Patients with 4 to 5 at-risk genotypes had a 50% higher risk for prostate cancer–specific mortality than patients who had only 2 or fewer of these genotypes. After adjusting for clinicopathological factors know to affect prognosis, the risk for mortality increased with the number of at-risk genotypes (P for trend = .001).
Results Too Early
Similar to other malignant tumors, prostate cancer is a complex disease that results from an interaction between genetic and nongenetic factors. As previously reported by Medscape Medical News, a number of studies have identified genetic variants that may be associated with prostate cancer risk or more aggressive disease.

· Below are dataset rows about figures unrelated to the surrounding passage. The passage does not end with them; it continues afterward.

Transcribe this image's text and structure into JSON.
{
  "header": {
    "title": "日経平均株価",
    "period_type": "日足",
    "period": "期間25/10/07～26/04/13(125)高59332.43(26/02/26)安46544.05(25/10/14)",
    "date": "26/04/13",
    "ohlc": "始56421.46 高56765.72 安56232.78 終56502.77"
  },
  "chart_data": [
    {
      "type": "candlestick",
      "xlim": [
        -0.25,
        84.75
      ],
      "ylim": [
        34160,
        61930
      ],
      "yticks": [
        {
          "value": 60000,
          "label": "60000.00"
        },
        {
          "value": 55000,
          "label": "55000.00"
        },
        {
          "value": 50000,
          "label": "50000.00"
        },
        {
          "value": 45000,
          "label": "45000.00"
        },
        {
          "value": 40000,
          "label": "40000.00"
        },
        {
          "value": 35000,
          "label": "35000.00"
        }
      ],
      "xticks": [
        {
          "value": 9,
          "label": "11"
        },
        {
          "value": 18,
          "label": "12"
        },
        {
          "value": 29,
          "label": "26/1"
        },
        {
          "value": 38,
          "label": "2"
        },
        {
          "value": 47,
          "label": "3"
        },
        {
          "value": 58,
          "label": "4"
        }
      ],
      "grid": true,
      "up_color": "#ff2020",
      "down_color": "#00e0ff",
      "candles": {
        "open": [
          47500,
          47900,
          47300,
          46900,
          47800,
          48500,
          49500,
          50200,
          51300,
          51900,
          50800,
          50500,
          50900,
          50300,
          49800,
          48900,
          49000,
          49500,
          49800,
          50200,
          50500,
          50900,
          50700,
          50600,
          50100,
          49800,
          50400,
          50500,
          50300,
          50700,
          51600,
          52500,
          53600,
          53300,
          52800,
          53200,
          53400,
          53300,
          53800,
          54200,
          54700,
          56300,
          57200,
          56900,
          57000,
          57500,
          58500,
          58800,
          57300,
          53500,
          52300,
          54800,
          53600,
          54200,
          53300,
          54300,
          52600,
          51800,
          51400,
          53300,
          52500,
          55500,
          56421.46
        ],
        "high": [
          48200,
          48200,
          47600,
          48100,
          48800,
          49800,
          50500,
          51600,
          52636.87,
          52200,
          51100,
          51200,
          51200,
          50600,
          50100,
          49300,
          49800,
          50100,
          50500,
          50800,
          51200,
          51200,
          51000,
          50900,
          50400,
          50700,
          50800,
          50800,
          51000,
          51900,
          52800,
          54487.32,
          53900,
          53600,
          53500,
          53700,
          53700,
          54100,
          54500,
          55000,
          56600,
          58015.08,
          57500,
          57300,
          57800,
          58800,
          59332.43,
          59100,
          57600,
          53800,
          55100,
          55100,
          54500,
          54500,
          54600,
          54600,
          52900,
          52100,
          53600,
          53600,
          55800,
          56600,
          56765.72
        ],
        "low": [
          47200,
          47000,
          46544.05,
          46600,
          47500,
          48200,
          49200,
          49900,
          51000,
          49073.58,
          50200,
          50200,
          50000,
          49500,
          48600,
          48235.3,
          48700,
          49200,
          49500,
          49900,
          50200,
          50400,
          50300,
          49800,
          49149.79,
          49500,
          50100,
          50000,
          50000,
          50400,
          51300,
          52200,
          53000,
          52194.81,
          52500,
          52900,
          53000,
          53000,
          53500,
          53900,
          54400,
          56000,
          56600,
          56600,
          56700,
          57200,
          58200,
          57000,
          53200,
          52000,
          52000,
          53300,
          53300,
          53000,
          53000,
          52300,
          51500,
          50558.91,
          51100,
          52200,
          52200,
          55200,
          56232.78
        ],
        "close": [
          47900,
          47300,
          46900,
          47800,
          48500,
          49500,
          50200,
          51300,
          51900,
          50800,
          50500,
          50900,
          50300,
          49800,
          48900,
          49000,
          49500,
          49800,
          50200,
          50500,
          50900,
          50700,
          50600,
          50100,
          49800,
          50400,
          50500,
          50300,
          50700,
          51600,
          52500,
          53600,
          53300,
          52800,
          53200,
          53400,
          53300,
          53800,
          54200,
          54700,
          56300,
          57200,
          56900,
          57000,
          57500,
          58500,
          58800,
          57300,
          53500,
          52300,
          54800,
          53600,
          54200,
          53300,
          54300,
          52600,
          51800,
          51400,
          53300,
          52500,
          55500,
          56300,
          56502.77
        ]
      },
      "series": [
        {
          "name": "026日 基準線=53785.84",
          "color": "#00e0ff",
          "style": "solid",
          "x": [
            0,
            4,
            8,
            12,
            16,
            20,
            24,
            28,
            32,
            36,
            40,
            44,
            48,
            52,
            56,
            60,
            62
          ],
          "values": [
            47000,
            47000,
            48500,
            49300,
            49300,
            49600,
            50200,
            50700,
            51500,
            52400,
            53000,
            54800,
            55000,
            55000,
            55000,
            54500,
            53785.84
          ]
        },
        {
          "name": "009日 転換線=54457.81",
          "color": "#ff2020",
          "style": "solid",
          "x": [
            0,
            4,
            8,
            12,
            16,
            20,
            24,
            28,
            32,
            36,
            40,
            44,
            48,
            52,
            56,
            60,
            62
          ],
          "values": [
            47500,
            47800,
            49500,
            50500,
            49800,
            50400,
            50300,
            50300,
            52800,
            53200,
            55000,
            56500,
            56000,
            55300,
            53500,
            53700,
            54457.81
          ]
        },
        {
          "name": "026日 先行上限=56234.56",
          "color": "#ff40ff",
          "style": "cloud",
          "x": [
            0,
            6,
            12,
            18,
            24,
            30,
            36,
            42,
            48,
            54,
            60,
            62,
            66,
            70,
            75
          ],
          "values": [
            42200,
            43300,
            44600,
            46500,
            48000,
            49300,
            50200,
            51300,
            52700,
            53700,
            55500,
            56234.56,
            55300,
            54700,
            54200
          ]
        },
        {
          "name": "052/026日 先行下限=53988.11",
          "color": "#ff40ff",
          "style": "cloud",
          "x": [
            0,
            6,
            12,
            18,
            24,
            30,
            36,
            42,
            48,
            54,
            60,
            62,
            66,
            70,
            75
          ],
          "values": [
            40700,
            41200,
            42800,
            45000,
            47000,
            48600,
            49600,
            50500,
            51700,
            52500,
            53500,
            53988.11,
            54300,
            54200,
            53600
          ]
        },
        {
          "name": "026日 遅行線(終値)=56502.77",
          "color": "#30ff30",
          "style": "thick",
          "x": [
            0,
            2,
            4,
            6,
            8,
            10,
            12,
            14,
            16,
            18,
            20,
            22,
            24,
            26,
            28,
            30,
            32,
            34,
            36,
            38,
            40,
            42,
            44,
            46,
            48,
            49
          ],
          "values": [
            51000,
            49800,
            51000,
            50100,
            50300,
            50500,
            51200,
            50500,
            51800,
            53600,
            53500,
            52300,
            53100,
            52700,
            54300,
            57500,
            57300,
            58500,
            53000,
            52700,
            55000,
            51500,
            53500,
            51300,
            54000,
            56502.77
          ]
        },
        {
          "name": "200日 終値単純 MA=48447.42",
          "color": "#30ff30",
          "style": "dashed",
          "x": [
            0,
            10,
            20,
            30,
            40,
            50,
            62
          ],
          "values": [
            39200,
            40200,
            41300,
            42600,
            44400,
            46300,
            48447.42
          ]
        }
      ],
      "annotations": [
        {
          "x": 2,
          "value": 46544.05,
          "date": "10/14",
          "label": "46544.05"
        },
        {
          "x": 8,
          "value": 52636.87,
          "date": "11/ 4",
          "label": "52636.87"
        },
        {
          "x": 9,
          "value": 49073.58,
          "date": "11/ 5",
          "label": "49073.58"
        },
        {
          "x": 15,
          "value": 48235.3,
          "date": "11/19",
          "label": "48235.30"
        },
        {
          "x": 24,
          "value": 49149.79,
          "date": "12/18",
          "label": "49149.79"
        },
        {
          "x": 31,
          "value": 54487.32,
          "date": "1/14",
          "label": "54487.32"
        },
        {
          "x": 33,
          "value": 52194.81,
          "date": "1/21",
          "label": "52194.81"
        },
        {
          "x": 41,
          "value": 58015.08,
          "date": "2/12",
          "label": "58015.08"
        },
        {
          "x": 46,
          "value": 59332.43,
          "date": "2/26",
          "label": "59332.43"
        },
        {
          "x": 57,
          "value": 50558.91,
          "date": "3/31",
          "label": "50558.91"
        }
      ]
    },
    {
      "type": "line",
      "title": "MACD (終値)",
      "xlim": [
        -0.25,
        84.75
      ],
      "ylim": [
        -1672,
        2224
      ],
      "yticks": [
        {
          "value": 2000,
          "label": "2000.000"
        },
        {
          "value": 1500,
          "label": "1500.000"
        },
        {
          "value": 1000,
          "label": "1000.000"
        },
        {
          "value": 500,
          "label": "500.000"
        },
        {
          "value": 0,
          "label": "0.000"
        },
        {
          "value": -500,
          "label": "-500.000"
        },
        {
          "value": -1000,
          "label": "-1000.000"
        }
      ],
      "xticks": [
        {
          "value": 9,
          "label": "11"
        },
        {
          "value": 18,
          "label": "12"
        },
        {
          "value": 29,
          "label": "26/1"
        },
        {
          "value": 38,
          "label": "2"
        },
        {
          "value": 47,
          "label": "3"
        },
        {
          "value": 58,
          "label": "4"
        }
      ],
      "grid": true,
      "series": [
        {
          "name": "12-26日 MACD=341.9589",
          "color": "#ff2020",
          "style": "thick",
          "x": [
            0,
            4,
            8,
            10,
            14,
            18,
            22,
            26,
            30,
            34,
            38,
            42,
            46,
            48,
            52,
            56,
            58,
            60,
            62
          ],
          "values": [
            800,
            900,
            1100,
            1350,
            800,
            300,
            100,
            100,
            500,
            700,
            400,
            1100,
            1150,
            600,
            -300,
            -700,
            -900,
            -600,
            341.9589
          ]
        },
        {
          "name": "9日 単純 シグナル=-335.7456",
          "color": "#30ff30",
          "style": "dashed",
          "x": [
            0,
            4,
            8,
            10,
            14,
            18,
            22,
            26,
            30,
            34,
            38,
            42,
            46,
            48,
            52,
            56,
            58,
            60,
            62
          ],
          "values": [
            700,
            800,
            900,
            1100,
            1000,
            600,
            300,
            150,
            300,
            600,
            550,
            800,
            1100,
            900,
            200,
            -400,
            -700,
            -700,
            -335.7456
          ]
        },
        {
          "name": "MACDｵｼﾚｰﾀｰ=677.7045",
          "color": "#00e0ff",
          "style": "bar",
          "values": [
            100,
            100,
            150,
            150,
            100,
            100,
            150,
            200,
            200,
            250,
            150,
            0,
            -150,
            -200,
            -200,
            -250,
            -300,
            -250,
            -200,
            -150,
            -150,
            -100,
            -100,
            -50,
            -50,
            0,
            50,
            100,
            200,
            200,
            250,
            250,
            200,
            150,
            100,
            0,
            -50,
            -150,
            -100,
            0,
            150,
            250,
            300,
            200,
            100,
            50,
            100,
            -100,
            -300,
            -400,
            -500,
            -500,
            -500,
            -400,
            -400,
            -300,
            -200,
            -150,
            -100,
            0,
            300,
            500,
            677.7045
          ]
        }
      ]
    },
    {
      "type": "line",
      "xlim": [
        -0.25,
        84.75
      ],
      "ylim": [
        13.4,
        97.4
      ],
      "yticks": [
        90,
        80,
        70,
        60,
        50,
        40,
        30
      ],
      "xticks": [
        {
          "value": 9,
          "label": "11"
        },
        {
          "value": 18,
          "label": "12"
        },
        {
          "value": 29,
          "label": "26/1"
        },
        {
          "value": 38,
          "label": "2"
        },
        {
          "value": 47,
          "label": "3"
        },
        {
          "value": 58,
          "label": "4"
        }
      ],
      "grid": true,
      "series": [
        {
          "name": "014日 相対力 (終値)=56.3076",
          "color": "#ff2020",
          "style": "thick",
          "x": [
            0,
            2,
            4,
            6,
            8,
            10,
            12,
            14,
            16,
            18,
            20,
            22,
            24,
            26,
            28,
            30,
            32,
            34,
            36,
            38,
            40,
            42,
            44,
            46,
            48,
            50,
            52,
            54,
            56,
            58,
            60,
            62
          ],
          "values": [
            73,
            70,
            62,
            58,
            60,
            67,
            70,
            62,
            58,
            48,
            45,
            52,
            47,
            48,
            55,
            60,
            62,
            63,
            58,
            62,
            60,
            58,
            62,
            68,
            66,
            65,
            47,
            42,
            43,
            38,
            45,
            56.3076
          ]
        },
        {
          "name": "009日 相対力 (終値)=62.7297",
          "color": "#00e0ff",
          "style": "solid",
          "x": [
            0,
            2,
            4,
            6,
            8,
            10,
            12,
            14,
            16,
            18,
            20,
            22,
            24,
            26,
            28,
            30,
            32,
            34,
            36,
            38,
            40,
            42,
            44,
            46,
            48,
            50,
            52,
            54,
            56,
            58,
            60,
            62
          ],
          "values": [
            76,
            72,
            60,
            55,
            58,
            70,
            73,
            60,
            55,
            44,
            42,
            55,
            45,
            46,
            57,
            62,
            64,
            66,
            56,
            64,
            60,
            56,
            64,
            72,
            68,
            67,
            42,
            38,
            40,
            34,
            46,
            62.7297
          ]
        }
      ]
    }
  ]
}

In one of those previous studies, Rosalind Eeles, MA, PhD, FRCP, FRCR, head of the Cancer Genetics Unit, Royal Marsden NHS Foundation Trust, in Surrey, United Kingdom, and colleagues, identified 7 loci that were significantly associated with prostate cancer on chromosomes 3, 6, 7, 10, 11, 19, and X and confirmed reports of common loci associated with prostate cancer at 8q24 and 17q.
Commenting on her work at that time, Dr. Eeles emphasized that it was still too early to consider marketing genetic tests to the public, and further research was needed. When approached for independent commentary about the current study, she felt that it was also too soon to draw conclusions.
"It is too early to say if this study will be useful as it needs validation, and this is in progress," she told Medscape Medical News.
Dr. Stanford and colleagues analyzed DNA in blood samples obtained from 1309 prostate cancer patients residing in the Seattle area. A total of 937 SNPs were genotyped from this cohort, and a total of 22 SNPs were found to be significantly associated with prostate cancer–specific mortality.